L'injection de vapeur fluidifie le pétrole
Lorsqu'un gisement de pétrole atteint la fin de son cycle de production normal, jusqu'aux deux tiers de son contenu reste dans le sol parce qu'il est trop difficile ou trop cher à extraire. On estime qu'en récupérant seulement 1 % de plus de ce contenu dans le monde entier, on obtiendrait de 20 à 30 milliards de barils de pétrole supplémentaires. Les techniques de récupération assistée du pétrole permettent déjà de faire remonter plus de pétrole à la surface.
De nouvelles technologies et techniques de forage permettent de creuser des puits plus profonds -- de quelques mètres à plus de 10 kilomètres.

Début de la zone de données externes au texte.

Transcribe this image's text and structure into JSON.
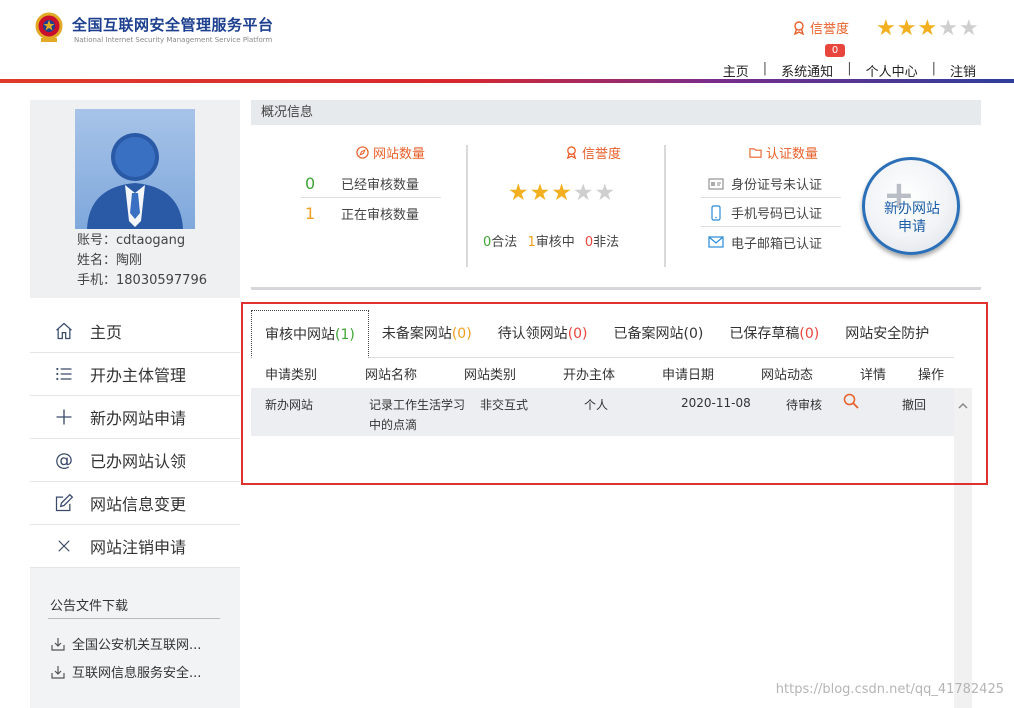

Pour extraire le pétrole des petites poches, nous avons conçu des puits serpents. Forés horizontalement, ces puits sont orientables et peuvent « serpenter » d'une poche à l'autre. Nous avons également conçu des élastomères dilatables – des joints de caoutchouc synthétique qui empêchent l'eau de s'infiltrer dans le puits et de se mélanger au pétrole – de même que des tubulaires extensibles, soit des cuvelages métalliques spéciaux utilisés pour la construction de puits plus profonds.
Afin de gérer nos activités plus efficacement, nous faisons appel à la technologie Smart Fieldsmc, qui combine des systèmes d'information numérique avec les plus récentes techniques de forage, de relevé sismique et de surveillance des gisements.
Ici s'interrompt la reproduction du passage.